伝説の存在(1)
「どう? 様子は」
「嬢ちゃんか」
そこは地下牢。壁に寄りかかり、青年の様子を監視していた男、ルーカスはそう口にする。
「ずっと眠ったままだ」
その言葉に、そっかと反応すると、柚葉は? と香花はルーカスに訊ねる。
「柚葉なら、アレをつけておけって言ったきり、なんの説明もなくいなくなったぞ」
ルーカスの指先の方に視線を向ける香花。青年の手首に、黒い紐が結ばれていた。
「柚葉お手製の魔法具だね」
「知ってるのか、嬢ちゃん」
その問いに、アレはたぶん、魔法の力を封じるモノかな、と香花は話す。そう口にすると、香花は魔導の力で青年を繋いでいた鎖を外す。
「嬢ちゃんの判断なら良いけどな。良いのか?」
それは、青年の身体を自由の身にしていいのか? という問い。それに対して香花は答える。
「傍にいる……お母さんかな。とても辛そうな顔をしてるから」
「嬢ちゃんらしいな」
ルーカスは口にした。
香花の眼には、死した魂が映っていた。黒髪の女性。綺麗な顔をした、若い女性の霊。香花は、ずっと辛そうな顔で青年の傍にいる女性を気にしていた。
「その母親? と対話をするのか?」
ルーカスの言葉に、香花は首をふった。
「それは最終手段、かな。まずは、この子の話をききたい」
「……嬢ちゃんの判断に従うが、話によると一線を超えてるらしいよな」
「――そうだね」
香花は肯定する。そして、自分の目で見た事実を、ルーカスに告げる。
「この子……人を燃やしてた」
「…………」
「……感じたのは、とてつもない怒りの感情。憎しみにも近いモノ」
「――そうだとしても、一線を超えるのも、その残虐な手口も赦されていいものじゃない」
ルーカスは、そう淡々と言葉を放った。
「――そうだね。報告にあがったこの子の手口は、移住前の時代にも似通ってるモノ」
「――オレは、嬢ちゃんと柚葉と違って、その時代は話に聞いたくらいだが……」
香花の言葉に、ルーカスはそう口にした。香花も柚葉も、激動の時代を体験した者だった。

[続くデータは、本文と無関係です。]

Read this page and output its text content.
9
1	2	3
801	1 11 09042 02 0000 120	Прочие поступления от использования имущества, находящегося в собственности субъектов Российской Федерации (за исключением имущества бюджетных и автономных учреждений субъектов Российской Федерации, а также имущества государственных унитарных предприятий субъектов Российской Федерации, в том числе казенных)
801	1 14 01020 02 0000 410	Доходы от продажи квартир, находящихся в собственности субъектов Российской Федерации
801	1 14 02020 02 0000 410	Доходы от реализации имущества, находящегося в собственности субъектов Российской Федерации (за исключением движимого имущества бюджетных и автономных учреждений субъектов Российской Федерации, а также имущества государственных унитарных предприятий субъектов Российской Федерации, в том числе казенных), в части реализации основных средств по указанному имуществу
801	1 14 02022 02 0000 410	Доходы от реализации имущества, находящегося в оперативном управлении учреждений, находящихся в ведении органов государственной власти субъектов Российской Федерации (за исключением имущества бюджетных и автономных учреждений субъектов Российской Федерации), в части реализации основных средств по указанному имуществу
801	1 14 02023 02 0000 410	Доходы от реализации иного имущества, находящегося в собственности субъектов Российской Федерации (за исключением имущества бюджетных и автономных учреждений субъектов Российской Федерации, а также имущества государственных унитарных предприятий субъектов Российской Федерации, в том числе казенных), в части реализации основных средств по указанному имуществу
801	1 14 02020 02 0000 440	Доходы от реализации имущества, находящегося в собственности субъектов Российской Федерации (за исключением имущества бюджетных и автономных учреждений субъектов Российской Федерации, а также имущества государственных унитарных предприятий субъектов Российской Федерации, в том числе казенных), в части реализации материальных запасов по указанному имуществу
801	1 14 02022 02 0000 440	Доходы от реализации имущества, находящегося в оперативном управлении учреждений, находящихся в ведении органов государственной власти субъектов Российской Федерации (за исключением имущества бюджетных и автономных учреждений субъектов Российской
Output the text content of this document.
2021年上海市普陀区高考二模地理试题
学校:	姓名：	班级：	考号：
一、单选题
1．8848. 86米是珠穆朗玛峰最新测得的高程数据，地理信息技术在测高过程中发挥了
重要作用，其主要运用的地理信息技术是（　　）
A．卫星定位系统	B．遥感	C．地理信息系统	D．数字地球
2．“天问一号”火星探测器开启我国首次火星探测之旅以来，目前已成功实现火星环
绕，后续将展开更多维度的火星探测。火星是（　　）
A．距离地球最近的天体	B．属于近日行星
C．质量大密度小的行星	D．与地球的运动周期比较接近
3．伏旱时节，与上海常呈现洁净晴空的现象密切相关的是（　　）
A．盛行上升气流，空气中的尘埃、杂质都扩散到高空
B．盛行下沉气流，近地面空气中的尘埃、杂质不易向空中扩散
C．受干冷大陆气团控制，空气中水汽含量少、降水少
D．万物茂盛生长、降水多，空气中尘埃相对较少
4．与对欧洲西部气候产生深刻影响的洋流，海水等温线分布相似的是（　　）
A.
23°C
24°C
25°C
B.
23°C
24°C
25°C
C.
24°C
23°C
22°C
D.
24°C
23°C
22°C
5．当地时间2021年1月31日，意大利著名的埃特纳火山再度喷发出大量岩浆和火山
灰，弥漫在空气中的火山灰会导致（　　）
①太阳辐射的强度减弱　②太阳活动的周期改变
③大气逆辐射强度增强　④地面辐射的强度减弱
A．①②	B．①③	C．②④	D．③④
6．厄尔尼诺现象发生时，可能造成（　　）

それは、伝説として語られている時代。数千年単位のはるか昔。あらゆる種族が、同じ空間内で生きていた頃。強大な力を持った聖族と魔族、そして聖族に守護されていた人間を中心にし、あらゆる種族が暮らしていたとされる。
互いに不可侵の領土であった聖界、魔界、人界。伝説上では、魔王オースティンが魔族の軍を人間を征服するべく人界に送り込んだ。それが長い争いのきっかけとされている。
それは全種族を巻き込んでの戦争になった。それを〈種族戦〉と呼ぶ。
人間は、長い防衛の末に争いに疲れ、そして逃れたいと思った。結果として、人間は故郷である世界を捨てる決断をし、もう1つの重なる世界へと旅立ったのである。
それを行った存在を、光に、つまりは神に愛された子として〈光の御子〉と人々は呼んだ。その者の名は『聖花』。初代〈光の御子〉にして、香花の前任であった。
『聖花』の記憶を持ち、香花は〈光の御子〉の名を背負う。人間を守護する存在として、世界を見守り続けている。柚葉はそんな香花と、そして聖花の友人だ。魔導の鬼才と呼ばれた過去を乗り越え、古今東西の魔導の鬼才として柚葉は生き続けている。その身体の時さえ止めて。